Naiara is a Brazilian research-driven urban designer, with a background in architecture. Her work focuses on the socio-political construction of the built environment, with a particular interest in counter-cartography and spaces of informality. She is one of the co-founders of projektado, an international and transdisciplinary collective addressing contemporary design critically; and a coordinator of the Centro Cultural Afro-Brasil, a new initiative to communicate with and build an active Brazilian migrant community across Europe. In the past, she has worked alongside grassroots movements for the right to the city in Rio de Janeiro, building community engagement for the coproduction of community plans in Favela Indiana, and Vila Autodromo. She has also co-founded the peripheral art collective Es Uma Maluca and the contemporary architecture and planning organization Casa de Estudos Urbanos. 

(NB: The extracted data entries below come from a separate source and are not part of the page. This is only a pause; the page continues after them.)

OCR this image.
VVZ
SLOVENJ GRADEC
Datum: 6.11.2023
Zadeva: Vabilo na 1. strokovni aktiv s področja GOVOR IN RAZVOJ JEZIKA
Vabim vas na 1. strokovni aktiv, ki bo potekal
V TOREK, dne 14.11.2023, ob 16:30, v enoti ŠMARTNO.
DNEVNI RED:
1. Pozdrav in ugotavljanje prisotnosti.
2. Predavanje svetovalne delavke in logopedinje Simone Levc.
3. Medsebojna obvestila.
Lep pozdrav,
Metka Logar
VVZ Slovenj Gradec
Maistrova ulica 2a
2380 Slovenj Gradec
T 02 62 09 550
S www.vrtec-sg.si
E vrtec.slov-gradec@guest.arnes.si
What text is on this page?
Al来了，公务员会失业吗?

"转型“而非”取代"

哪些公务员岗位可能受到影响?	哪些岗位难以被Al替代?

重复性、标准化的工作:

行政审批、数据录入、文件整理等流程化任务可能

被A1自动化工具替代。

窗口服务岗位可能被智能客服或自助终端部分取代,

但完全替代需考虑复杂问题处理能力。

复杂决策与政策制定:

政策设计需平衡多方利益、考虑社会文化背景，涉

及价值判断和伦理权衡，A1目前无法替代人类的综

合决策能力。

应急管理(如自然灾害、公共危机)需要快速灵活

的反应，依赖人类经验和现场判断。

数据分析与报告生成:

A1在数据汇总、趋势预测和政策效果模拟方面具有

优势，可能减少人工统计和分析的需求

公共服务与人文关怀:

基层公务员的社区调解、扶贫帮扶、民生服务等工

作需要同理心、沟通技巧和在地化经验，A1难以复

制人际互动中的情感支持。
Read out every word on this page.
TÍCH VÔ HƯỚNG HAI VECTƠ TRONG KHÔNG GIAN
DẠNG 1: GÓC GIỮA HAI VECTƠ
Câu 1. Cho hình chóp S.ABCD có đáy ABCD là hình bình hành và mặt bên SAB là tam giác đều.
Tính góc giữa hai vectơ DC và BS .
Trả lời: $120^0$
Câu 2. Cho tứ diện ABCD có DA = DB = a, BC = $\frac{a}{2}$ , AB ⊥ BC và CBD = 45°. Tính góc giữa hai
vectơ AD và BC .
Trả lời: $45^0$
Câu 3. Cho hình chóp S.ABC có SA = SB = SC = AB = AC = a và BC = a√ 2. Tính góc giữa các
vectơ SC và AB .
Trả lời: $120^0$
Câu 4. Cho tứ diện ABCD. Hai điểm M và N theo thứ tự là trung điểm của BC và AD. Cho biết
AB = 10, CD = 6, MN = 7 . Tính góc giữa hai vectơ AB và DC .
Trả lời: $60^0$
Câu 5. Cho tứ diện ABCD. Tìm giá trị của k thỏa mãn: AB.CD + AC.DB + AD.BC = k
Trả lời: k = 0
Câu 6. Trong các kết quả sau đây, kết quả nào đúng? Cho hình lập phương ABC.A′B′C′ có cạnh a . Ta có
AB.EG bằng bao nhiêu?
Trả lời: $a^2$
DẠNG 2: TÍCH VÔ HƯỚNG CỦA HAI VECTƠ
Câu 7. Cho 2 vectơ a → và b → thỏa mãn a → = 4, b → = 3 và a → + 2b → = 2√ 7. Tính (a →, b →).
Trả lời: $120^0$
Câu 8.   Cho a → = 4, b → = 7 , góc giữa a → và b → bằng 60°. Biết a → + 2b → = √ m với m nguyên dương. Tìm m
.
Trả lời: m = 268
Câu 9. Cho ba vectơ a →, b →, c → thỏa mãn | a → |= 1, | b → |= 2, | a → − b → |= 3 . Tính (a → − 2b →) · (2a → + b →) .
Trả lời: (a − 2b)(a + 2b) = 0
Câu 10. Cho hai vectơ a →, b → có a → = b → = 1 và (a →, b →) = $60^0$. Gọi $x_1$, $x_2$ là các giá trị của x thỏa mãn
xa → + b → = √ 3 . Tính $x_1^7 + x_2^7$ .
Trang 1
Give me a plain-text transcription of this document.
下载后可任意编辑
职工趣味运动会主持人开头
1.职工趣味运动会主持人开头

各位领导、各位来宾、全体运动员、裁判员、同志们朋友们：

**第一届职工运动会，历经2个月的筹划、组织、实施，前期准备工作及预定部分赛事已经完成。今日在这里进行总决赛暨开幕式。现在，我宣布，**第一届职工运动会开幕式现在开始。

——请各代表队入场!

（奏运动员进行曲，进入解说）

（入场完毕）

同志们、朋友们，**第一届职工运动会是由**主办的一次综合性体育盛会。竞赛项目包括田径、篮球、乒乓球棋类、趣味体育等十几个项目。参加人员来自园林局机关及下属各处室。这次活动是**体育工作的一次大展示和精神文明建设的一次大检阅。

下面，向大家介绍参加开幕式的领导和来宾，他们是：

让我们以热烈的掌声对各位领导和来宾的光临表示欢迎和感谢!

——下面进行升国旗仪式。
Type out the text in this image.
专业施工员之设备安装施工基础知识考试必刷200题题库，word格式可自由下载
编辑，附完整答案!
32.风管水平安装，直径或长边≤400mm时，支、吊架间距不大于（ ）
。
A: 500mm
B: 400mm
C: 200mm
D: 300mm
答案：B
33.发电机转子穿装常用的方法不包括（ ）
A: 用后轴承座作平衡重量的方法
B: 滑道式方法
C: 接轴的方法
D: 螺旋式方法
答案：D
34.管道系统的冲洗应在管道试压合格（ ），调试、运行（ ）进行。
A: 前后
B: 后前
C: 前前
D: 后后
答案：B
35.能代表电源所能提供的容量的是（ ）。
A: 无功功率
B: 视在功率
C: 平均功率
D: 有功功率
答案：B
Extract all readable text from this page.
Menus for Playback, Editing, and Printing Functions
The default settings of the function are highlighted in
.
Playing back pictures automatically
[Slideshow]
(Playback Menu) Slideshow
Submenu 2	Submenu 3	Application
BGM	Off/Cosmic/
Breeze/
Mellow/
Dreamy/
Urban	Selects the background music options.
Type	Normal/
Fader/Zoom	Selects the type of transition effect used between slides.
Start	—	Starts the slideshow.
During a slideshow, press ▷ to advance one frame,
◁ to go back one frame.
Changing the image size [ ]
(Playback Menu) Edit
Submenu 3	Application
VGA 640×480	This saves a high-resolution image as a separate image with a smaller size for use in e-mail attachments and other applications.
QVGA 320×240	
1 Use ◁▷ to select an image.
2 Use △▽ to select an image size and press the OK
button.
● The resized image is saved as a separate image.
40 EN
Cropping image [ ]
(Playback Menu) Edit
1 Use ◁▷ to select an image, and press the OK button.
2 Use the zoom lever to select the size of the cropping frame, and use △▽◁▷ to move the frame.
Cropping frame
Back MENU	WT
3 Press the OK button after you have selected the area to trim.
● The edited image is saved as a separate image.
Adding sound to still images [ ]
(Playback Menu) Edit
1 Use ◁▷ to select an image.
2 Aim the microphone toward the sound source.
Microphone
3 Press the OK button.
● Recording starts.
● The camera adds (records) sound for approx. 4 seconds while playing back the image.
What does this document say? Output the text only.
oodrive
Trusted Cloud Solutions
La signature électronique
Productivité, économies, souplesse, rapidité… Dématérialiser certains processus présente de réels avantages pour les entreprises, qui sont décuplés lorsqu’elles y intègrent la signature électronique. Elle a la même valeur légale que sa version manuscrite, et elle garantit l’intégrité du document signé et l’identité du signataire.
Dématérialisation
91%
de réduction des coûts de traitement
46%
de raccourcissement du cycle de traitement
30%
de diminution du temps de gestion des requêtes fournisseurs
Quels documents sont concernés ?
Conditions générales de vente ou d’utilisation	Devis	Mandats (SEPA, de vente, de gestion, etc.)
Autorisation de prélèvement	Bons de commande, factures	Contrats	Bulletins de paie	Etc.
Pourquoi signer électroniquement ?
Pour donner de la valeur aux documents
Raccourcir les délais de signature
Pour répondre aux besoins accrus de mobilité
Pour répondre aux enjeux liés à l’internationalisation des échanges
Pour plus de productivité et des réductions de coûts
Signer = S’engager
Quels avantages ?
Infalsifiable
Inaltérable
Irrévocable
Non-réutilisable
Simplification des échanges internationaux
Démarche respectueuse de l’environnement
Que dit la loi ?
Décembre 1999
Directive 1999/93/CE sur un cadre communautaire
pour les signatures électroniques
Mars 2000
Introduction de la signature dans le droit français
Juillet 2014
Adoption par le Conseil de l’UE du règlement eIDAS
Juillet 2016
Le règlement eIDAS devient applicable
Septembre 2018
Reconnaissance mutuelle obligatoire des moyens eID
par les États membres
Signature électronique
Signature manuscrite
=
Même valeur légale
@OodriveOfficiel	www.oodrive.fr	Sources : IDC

As a DPU student in the MSc BUDD, Naiara had the chance to embrace a critical ethos on the role of development and design researchers and practitioners, and exchange knowledge with students and professionals who share this view. Naiara worked directly with favelas at risk of displacement and relocation due to the pre- and post-effects of megaevents in Rio de Janeiro, which led her to develop the "Participatory Planning at the Favela Indiana's Popular Settlement Plan" dissertation project. Through that work, she became more interested and involved in the movements for the right to the city, enhancing her perspective that architecture was much more than just drawing fancy spaces for those who could afford it. 

Reflecting on her positionality, Naiara told us how she was raised in a working-class Asian-Indigenous family from the North of Brazil, who then migrated to Rio de Janeiro when she was young. She later migrated, without her family, to the UK, where she had the opportunity to engage in collective work as something that could help her to face migratory-identity-related issues such as displacement, sense of belonging and memory – themes that strongly resonate with her focus throughout the Fellowship. “Having the opportunity to go back to South America, and to work with informal settlements, granted me the chance to deepen my understanding of such territories and their dynamics, to embrace the struggles faced by different identities inhabiting them, similar though at the same particular to the ones I had been exposed to in Brazil”.